Arazide kırk altı tane ilgi bekleyen fidan var, zeytin, turunçgil, nar, badem ve muz. Gide gele yirmi sekiz fidan malçlanmış bile. Peki bu iş bizde nasıl yürüyor..
Bademliğin biçilen otları biraz uzak da olsa tam istediğim gibi, altı metrelik halatı ikiye katlayıp yere seriyorum ve taşıyabileceğim kadar kuru otu üzerine yığıyorum.
halatın iki ucunu kat yerinden geçirip gerince sırtıma alıp iki elimle gerili ipleri tutacağım bir denk hazırlamış oluyorum. Böyle bir denk iki fidana yetiyor.
Etrafını çapalayarak açacağım fidanı önce suluyorum, yoksa bu sıcakta kurumuş, sıkışmış toprak ve onu iyice tutan ayrık kökleri çok zorluyor.
Çukurlar kazıldı. ideal olan, ağacın dalları genişliğinde, gövdenin dibini çok eşelemeden açılan bir çember.

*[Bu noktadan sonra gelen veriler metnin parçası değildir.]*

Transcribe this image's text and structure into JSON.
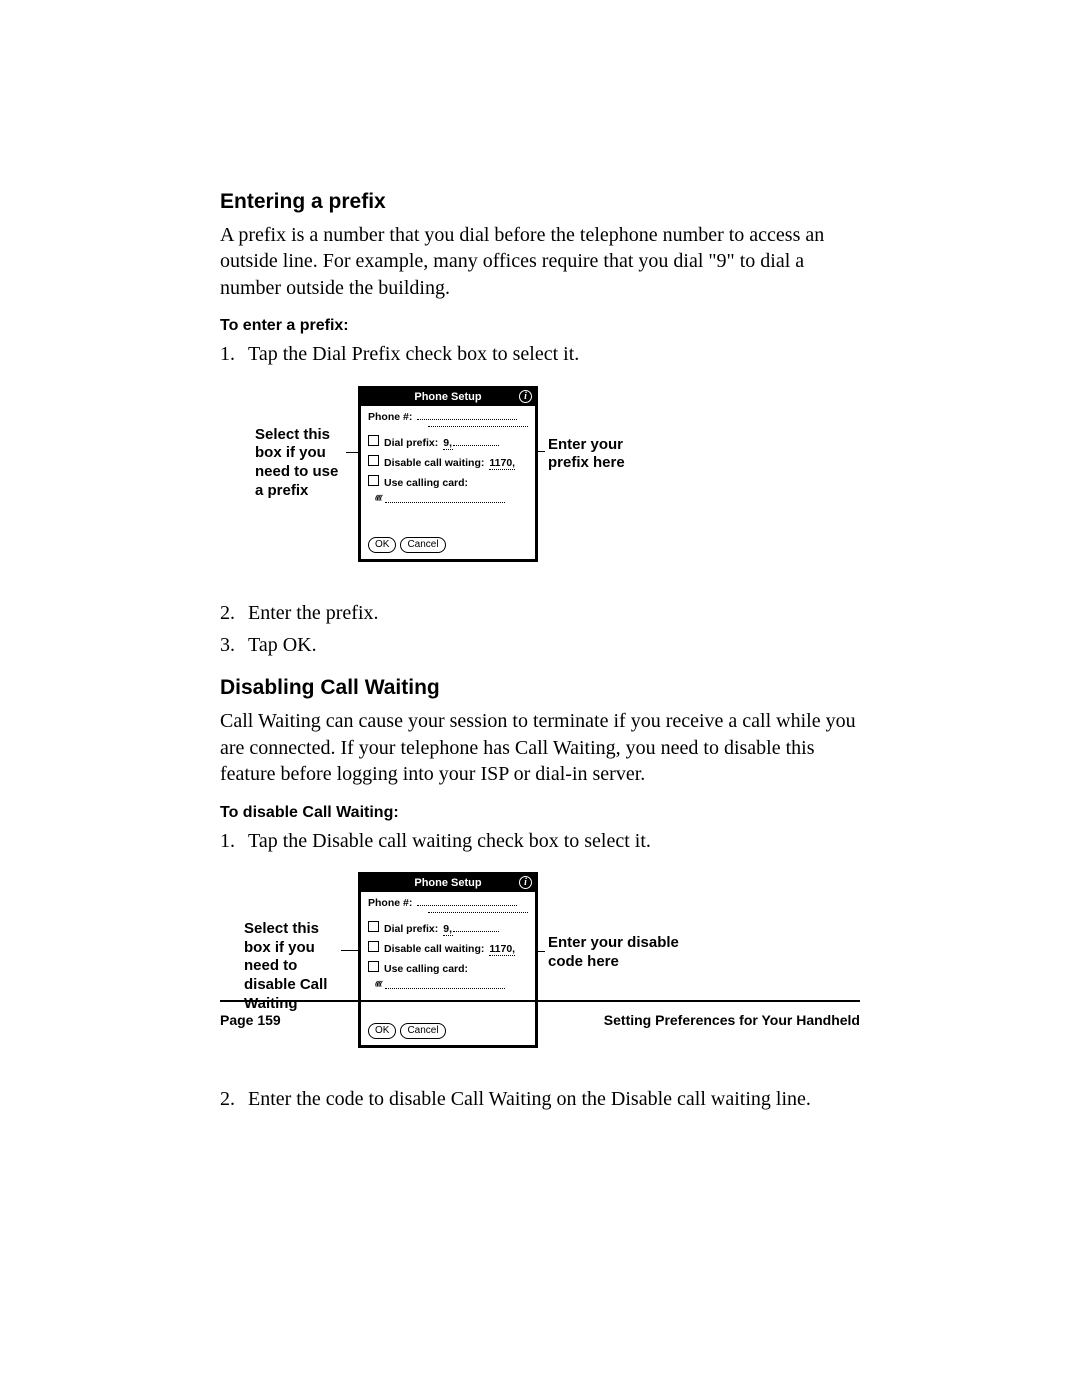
{
  "section1": {
    "title": "Entering a prefix",
    "intro": "A prefix is a number that you dial before the telephone number to access an outside line. For example, many offices require that you dial \"9\" to dial a number outside the building.",
    "subhead": "To enter a prefix:",
    "step1": "Tap the Dial Prefix check box to select it.",
    "step2": "Enter the prefix.",
    "step3": "Tap OK."
  },
  "figure1": {
    "callout_left": "Select this\nbox if you\nneed to use\na prefix",
    "callout_right": "Enter your\nprefix here"
  },
  "device": {
    "title": "Phone Setup",
    "info": "i",
    "phone_label": "Phone #:",
    "dial_prefix_label": "Dial prefix:",
    "dial_prefix_value": "9,",
    "disable_cw_label": "Disable call waiting:",
    "disable_cw_value": "1170,",
    "use_card_label": "Use calling card:",
    "ok": "OK",
    "cancel": "Cancel"
  },
  "section2": {
    "title": "Disabling Call Waiting",
    "intro": "Call Waiting can cause your session to terminate if you receive a call while you are connected. If your telephone has Call Waiting, you need to disable this feature before logging into your ISP or dial-in server.",
    "subhead": "To disable Call Waiting:",
    "step1": "Tap the Disable call waiting check box to select it.",
    "step2": "Enter the code to disable Call Waiting on the Disable call waiting line."
  },
  "figure2": {
    "callout_left": "Select this\nbox if you\nneed to\ndisable Call\nWaiting",
    "callout_right": "Enter your disable\ncode here"
  },
  "footer": {
    "page": "Page 159",
    "title": "Setting Preferences for Your Handheld"
  }
}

Uçmasın diye ıslattığım gazeteleri membran olarak kullandım. Bir muz ve bir nar fidanında taş da kullanmıştık.
otları serdikçe kuş yuvası gibi görünüyor.
Yüksekliği otuz santimetreden yüksek gibi duruyor, gazeteleri de tamamen örttü.
Gazeteyi ve otu gövdeden uzaklaştırıp mantar ve çürümeye engel olmaya, fidanı boğmamaya çalışıyorum.
ot örtüsünü sulamak hem nem tutmaya hem rüzgar direncine yararlı.